## Step 1: Define the symbolic representation of the problem
Let's denote the number of milk chocolate pieces as $x_1$ and the number of dark chocolate pieces as $x_2$. The objective is to minimize the cost, which is $0.50x_1 + 0.75x_2$. The constraints are:
- $3x_1 + 4x_2 \geq 120$ (at least 120 units of cacao)
- $2x_1 + x_2 \geq 80$ (at least 80 units of sugar)
- $x_1, x_2 \geq 0$ (non-negativity constraint, as the baker cannot buy a negative number of chocolate pieces)
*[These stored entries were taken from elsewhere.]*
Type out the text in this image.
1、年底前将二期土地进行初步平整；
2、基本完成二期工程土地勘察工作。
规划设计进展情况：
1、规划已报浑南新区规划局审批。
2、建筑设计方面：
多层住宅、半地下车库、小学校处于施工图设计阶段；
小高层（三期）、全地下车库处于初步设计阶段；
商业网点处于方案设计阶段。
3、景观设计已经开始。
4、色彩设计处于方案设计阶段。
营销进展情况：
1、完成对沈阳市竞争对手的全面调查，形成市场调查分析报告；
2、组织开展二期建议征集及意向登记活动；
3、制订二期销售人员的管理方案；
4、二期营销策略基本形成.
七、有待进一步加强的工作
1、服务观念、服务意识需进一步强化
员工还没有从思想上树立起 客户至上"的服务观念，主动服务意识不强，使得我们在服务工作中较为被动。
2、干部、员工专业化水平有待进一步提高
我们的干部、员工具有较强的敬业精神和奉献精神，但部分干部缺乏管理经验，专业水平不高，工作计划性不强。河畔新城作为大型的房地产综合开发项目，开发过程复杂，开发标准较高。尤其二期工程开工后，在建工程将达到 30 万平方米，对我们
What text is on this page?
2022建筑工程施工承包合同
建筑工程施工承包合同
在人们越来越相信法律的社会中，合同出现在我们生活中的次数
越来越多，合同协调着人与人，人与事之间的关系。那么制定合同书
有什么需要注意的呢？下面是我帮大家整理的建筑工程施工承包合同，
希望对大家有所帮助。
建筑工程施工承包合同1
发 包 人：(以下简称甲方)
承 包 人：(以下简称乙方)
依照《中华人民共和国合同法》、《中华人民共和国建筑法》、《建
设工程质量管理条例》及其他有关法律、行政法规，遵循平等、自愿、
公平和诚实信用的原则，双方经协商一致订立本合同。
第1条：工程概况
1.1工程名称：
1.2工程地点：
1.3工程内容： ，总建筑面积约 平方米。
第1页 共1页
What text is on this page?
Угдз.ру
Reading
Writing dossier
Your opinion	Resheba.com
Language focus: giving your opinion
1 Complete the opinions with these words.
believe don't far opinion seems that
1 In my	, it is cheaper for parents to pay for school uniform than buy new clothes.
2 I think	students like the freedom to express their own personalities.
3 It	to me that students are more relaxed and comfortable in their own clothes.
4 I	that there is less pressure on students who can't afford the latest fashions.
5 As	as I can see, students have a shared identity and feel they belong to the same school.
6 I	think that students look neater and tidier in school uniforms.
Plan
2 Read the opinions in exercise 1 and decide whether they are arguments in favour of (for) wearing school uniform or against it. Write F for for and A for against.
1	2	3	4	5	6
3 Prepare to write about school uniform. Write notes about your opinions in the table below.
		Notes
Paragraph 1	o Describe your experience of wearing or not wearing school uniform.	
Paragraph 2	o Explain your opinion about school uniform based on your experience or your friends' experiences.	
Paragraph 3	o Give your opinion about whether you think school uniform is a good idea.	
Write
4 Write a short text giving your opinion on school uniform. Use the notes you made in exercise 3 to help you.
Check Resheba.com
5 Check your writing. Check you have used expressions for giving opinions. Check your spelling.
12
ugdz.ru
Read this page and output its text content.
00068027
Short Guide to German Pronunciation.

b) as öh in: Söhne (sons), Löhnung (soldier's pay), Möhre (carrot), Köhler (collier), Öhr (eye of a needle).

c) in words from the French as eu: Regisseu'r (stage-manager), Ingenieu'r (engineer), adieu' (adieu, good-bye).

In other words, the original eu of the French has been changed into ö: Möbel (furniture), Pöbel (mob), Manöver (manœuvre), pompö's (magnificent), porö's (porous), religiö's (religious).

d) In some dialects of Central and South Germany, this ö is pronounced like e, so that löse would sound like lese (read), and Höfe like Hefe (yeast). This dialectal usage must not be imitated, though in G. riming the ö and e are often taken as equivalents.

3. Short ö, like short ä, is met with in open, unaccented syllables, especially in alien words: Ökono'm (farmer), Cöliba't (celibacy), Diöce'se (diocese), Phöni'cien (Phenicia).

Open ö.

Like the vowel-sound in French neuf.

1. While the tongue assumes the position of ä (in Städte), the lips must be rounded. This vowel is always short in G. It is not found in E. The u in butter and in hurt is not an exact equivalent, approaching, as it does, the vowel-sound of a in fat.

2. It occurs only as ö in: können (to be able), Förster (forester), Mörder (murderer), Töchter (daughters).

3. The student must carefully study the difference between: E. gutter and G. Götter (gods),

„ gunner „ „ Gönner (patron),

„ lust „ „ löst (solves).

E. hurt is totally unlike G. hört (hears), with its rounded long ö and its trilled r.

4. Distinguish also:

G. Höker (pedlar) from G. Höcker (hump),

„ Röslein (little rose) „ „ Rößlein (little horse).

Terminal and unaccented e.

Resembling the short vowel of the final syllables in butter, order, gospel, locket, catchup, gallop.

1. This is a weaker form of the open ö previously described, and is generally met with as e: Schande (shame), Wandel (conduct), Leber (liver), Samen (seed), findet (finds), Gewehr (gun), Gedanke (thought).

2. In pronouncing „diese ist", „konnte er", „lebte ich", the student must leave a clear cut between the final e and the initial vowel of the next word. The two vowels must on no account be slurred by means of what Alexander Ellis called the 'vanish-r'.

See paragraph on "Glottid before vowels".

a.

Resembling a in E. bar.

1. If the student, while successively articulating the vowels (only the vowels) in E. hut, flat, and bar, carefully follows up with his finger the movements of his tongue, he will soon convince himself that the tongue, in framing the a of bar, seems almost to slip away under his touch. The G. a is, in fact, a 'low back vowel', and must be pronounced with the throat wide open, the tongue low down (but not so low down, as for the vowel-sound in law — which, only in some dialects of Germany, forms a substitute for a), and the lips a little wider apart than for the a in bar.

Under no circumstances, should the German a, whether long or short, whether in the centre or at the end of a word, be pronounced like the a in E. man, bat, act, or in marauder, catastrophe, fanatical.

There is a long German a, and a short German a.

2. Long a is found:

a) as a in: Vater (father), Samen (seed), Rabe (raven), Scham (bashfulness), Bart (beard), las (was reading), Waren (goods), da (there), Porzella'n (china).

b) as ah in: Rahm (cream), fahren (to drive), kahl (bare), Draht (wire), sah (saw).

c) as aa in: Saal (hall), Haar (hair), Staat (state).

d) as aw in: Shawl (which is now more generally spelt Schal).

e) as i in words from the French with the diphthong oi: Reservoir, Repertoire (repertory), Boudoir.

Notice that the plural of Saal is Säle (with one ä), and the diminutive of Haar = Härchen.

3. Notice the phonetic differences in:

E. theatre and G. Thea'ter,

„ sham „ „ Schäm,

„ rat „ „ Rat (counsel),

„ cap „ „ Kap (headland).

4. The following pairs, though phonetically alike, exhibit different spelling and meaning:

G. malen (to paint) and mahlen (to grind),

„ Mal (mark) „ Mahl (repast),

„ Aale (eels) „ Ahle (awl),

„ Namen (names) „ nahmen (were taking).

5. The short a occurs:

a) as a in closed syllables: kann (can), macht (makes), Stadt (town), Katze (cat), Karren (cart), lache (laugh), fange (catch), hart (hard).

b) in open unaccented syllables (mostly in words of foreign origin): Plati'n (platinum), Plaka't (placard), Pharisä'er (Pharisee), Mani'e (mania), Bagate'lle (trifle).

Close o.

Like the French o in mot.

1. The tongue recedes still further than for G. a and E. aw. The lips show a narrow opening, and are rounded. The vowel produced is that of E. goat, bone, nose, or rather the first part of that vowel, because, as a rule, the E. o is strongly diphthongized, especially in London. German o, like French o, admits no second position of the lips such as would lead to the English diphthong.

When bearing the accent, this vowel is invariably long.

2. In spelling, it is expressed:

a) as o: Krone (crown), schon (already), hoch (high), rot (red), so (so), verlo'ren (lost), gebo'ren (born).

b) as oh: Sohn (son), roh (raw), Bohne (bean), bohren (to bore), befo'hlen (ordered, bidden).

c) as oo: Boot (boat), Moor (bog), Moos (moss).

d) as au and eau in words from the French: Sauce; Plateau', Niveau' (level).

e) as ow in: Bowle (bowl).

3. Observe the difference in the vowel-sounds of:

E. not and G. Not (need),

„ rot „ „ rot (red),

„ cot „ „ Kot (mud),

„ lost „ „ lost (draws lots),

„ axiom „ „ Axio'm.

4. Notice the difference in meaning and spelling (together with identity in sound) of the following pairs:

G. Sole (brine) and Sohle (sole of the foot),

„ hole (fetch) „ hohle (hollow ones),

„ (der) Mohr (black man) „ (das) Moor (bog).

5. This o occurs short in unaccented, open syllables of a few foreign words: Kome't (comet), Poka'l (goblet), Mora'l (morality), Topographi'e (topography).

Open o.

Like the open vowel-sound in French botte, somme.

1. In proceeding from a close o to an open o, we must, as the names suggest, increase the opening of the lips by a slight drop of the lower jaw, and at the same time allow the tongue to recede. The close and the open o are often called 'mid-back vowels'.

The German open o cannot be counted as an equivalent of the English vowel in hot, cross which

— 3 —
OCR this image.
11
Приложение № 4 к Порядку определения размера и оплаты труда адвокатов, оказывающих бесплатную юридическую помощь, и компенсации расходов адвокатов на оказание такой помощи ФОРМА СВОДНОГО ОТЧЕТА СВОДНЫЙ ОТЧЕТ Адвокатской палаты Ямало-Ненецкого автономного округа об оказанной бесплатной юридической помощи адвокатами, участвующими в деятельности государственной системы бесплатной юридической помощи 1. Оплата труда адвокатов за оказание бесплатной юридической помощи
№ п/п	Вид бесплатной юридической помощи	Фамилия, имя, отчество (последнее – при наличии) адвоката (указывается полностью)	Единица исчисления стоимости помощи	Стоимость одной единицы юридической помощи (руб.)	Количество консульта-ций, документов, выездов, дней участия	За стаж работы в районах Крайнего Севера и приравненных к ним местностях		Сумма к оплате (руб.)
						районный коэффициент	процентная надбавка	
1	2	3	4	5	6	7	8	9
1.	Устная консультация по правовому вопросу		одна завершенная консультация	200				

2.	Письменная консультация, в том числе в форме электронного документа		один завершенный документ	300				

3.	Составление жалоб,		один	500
## Step 2: Convert the problem into a symbolic representation
The symbolic representation can be described as:
```json
{
'sym_variables': [('x1', 'milk chocolate pieces'), ('x2', 'dark chocolate pieces')],
'objective_function': '0.50*x1 + 0.75*x2',
'constraints': ['3*x1 + 4*x2 >= 120', '2*x1 + x2 >= 80', 'x1 >= 0', 'x2 >= 0']
}
```

## 3: Translate the symbolic representation into Gurobi code
To solve this problem using Gurobi in Python, we will use the following code:

```python
import gurobi

def solve_baker_problem():
    # Create a new model
    model = gurobi.Model()

    # Define the variables
    x1 = model.addVar(name="milk_chocolate", lb=0, vtype=gurobi.GRB.CONTINUOUS)
    x2 = model.addVar(name="dark_chocolate", lb=0, vtype=gurobi.GRB.CONTINUOUS)

    # Define the objective function
    model.setObjective(0.50 * x1 + 0.75 * x2, gurobi.GRB.MINIMIZE)

    # Add constraints
    model.addConstr(3 * x1 + 4 * x2 >= 120, name="cacao_constraint")
    model.addConstr(2 * x1 + x2 >= 80, name="sugar_constraint")

    # Optimize the model
    model.optimize()

    # Print the solution
    if model.status == gurobi.GRB.OPTIMAL:
        print("Optimal solution found.")
        print(f"Number of milk chocolate pieces: {x1.varValue}")
        print(f"Number of dark chocolate pieces: {x2.varValue}")
        print(f"Total cost: {model.objVal}")
    else:
        print("No optimal solution found.")

solve_baker_problem()
```

This code defines a Gurobi model for the baker problem, sets up the variables, objective function, and constraints, and then solves the model. If an optimal solution is found, it prints out the number of milk and dark chocolate pieces to buy and the total cost.